The war has forced Great Britain to carry out the findings of this committee and to consider more seriously than ever before, and for both men and women, the problem of industrial fatigue, the relation of accidents to hours of labor, industrial diseases, housing, transit, and industrial canteens. The munition worker is as important as the soldier and must have the best of care.

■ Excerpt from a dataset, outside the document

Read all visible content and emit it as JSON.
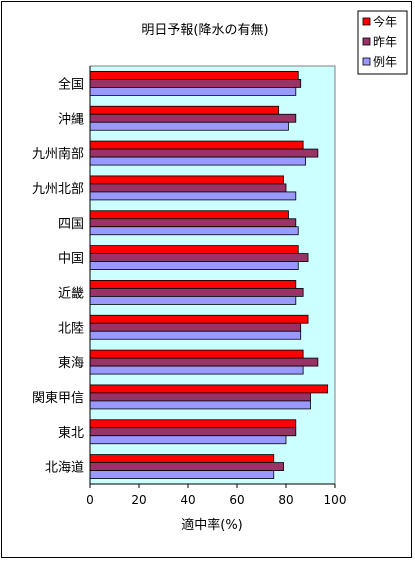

While the friction in the ranks of industrial women workers was still far from being adjusted, the government met its Waterloo in the contest with medical women. The service which they freely offered their country was at first sternly refused. Undaunted, they sought recognition outside the mother country. They knew their skill and they knew the soldiers' need. They turned to hospitable France, and received official recognition. On December 14, 1914, the first hospital at the front under British medical women was opened in Abbaye Royaumont, near Creil. It carries the official designation, "Hôpital Auxiliaire 301." The doctors, the nurses, the cooks, are all women. One of the capable chauffeurs I saw running the ambulance when I was in Creil. She was getting the wounded as they came down from the front. The French Government appreciated what the women were doing and urged them to give more help. At Troyes another unit gave the French army its first experience of nursing under canvas.